- Film poster
- Directed by: Peter Ustinov
- Written by: Peter Ustinov
- Produced by: Walter Thompson
- Starring: Peter Ustinov Sandra Dee John Gavin
- Cinematography: Robert Krasker
- Edited by: Renzo Lucidi
- Music by: Mario Nascimbene
- Production company: Pavla Productions
- Distributed by: Universal Pictures
- Release date: 8 June 1961;
- Running time: 103 minutes
- Country: United States
- Language: English

= Romanoff and Juliet (1961 film) =

1961 film

Romanoff and Juliet is a 1961 American Technicolor romantic comedy film adaptation of the play Romanoff and Juliet, which was itself loosely based on Romeo and Juliet by William Shakespeare, released by Universal Pictures. Peter Ustinov wrote the screenplay, directed, and starred in the film. It co-starred John Gavin as Igor and Sandra Dee as Juliet. The film was shot in Italy.

==Plot==
A vote in the United Nations is deadlocked. The deciding vote goes to the tiny, obscure European Republic of Concordia. Its president, known as the General (Peter Ustinov), abstains from voting. To remedy the issue, ambassadors from the United States and Soviet Union attempt to win the General's favor.

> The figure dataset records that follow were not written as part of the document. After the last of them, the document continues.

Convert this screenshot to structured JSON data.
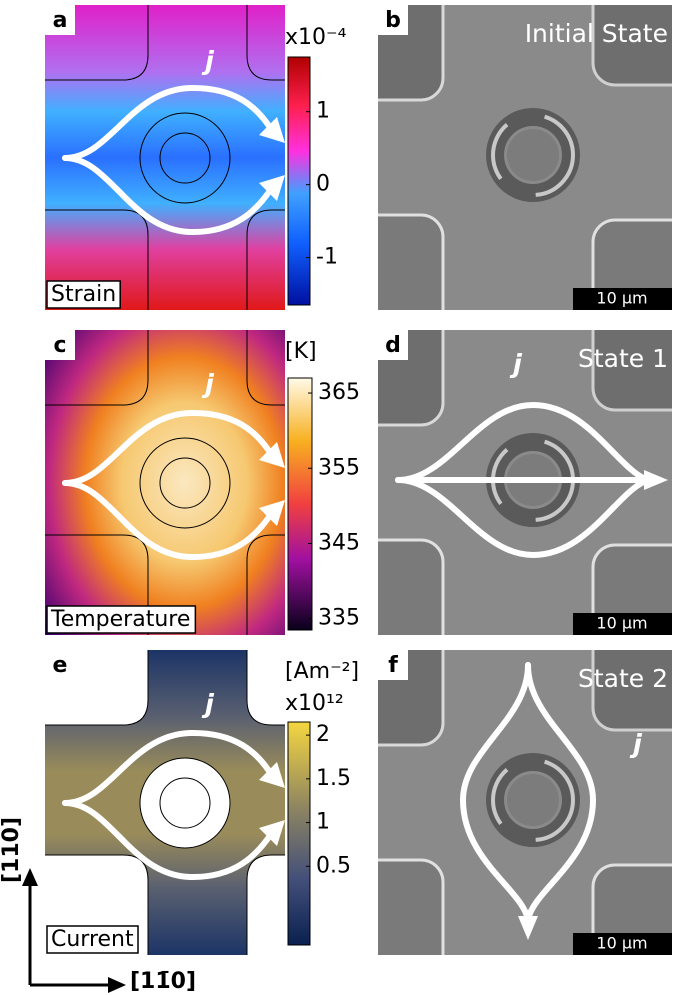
{
  "panels": [
    {
      "label": "a",
      "caption": "Strain",
      "symbol": "j",
      "colorbar": {
        "unit": "x10⁻⁴",
        "ticks": [
          1,
          0,
          -1
        ],
        "lim": [
          -1.65,
          1.75
        ]
      }
    },
    {
      "label": "b",
      "title": "Initial State",
      "scale_bar": "10 µm"
    },
    {
      "label": "c",
      "caption": "Temperature",
      "symbol": "j",
      "colorbar": {
        "unit": "[K]",
        "ticks": [
          365,
          355,
          345,
          335
        ],
        "lim": [
          333.5,
          367
        ]
      }
    },
    {
      "label": "d",
      "title": "State 1",
      "symbol": "j",
      "scale_bar": "10 µm"
    },
    {
      "label": "e",
      "caption": "Current",
      "symbol": "j",
      "colorbar": {
        "unit": "[Am⁻²]",
        "unit2": "x10¹²",
        "ticks": [
          2,
          1.5,
          1,
          0.5
        ],
        "lim": [
          -0.4,
          2.15
        ]
      }
    },
    {
      "label": "f",
      "title": "State 2",
      "symbol": "j",
      "scale_bar": "10 µm"
    }
  ],
  "axes": {
    "vertical": "[110]",
    "horizontal": "[11̄0]"
  }
}
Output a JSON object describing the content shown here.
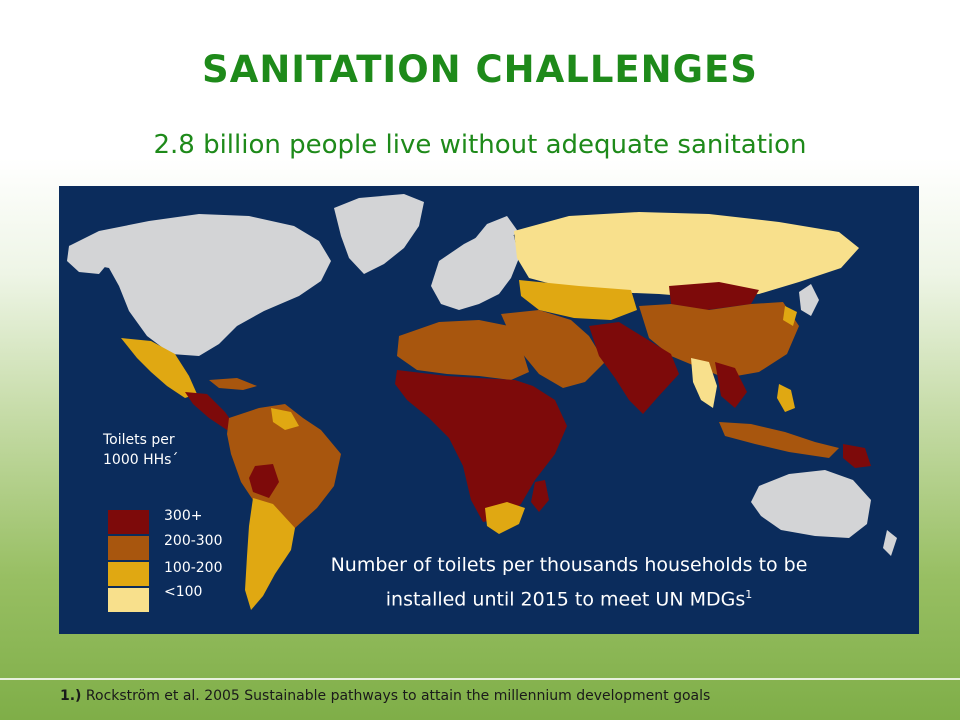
{
  "slide": {
    "title": "SANITATION CHALLENGES",
    "subtitle": "2.8 billion people live without adequate sanitation"
  },
  "map": {
    "legend": {
      "title_line1": "Toilets per",
      "title_line2": "1000 HHs´",
      "classes": [
        {
          "label": "300+",
          "color": "#7d0a0a"
        },
        {
          "label": "200-300",
          "color": "#a8560e"
        },
        {
          "label": "100-200",
          "color": "#e0a812"
        },
        {
          "label": "<100",
          "color": "#f8e08c"
        }
      ]
    },
    "no_data_color": "#d3d4d6",
    "ocean_color": "#0b2c5c",
    "caption_line1": "Number of toilets per thousands households to be",
    "caption_line2": "installed until 2015 to meet UN MDGs",
    "caption_sup": "1"
  },
  "footnote": {
    "number": "1.)",
    "text": "Rockström et al. 2005 Sustainable pathways to attain the millennium development goals"
  }
}
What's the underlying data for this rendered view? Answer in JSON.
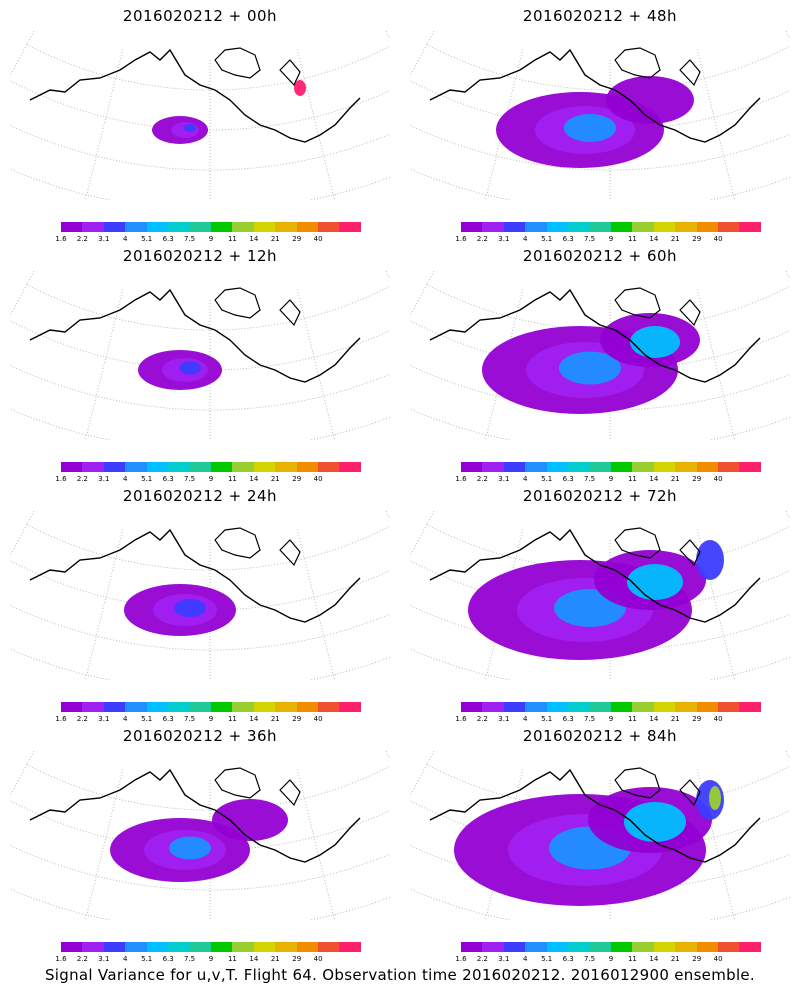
{
  "panels": [
    {
      "title": "2016020212 + 00h",
      "spread": 0
    },
    {
      "title": "2016020212 + 48h",
      "spread": 4
    },
    {
      "title": "2016020212 + 12h",
      "spread": 1
    },
    {
      "title": "2016020212 + 60h",
      "spread": 5
    },
    {
      "title": "2016020212 + 24h",
      "spread": 2
    },
    {
      "title": "2016020212 + 72h",
      "spread": 6
    },
    {
      "title": "2016020212 + 36h",
      "spread": 3
    },
    {
      "title": "2016020212 + 84h",
      "spread": 7
    }
  ],
  "colorbar": {
    "colors": [
      "#9400d3",
      "#a020f0",
      "#3c3cff",
      "#1e90ff",
      "#00bfff",
      "#00ced1",
      "#20c997",
      "#00c800",
      "#9acd32",
      "#d4d400",
      "#e6b400",
      "#f08c00",
      "#f05032",
      "#ff1e6e"
    ],
    "ticks": [
      "1.6",
      "2.2",
      "3.1",
      "4",
      "5.1",
      "6.3",
      "7.5",
      "9",
      "11",
      "14",
      "21",
      "29",
      "40"
    ]
  },
  "footer": "Signal Variance for u,v,T. Flight 64. Observation time 2016020212. 2016012900 ensemble."
}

Juliet Moulsworth (Sandra Dee) and Igor Romanoff (John Gavin) meet at a party, not knowing that Juliet is the daughter of the American ambassador and Igor is the son of the Soviet ambassador. They instantly fall in love and spend the whole night talking. Before they part the next morning, they are distressed to discover each other's parentage.

Juliet's fiancé, Freddie, writes to say he's coming to visit her in Concordia. Panicked, she confesses to her parents that she's not in love with Freddie, but rather with Igor. Her parents are shocked and horrified. Meanwhile, Igor is informed by his parents that they have arranged a marriage for him and the prospective bride will soon arrive. Igor informs them that he has fallen in love with Juliet and they react in a similar manner as Juliet's parents.

Otto, an adviser to the General, fears that their small nation will be invaded should they continue to abstain from voting. Lacking any formal military, the two of them make an unconventional plan to save Concordia. They begin by intimidating the larger nations with a fake atomic bomb detonation. They follow this up by putting together a volunteer army out of patriotic civilians, complete with fake air raids and chaotic, nonsensical military exercises.

A Soviet spy informs the General that Igor will kill himself if he cannot be with Juliet. The General hurries to Igor and stops the young man by promising he will see his beloved within the hour. The General goes to Juliet, who tells him she can't be with Igor for the sake of her parents. The General counters that she must listen to her own heart's desires.

The General presides over a celebration of Concordia's history with the American and Soviet ambassadors and their wives in attendance. A seemingly fake marriage ceremony turns out to be a real one between Juliet and Igor, who have disguised themselves. They are wedded on the steps of a church by a Concordian priest.

The General asks the ambassadors if they are ready to surrender to the inevitability of love, which they refuse. The General pretends to order a firing squad on the parents, only to reveal that Concordia has never made nor purchased ammunition. Dancing in the streets ensues. Igor asks the General how they can thank him. The General replies he should be thanking them, as they've proven love cannot be defeated. He will go to the United Nations to report on Concordia's victory.

==Cast==
- Peter Ustinov as The General
- Sandra Dee as Juliet Moulsworth
- John Gavin as Igor Romanoff
- Akim Tamiroff as Vadim Romanoff
- Tamara Shayne as Evdokia Romanoff
- Alix Talton as Beulah
- Rik Van Nutter as Freddie
- John Phillips as Hooper Moulsworth
- Peter Jones as Otto
- Suzanne Cloutier as Marfa Zlotochienka

==Awards==
Ustinov was nominated for the Golden Bear at the 11th Berlin International Film Festival and the Directors Guild of America Award for Outstanding Directorial Achievement in Motion Pictures.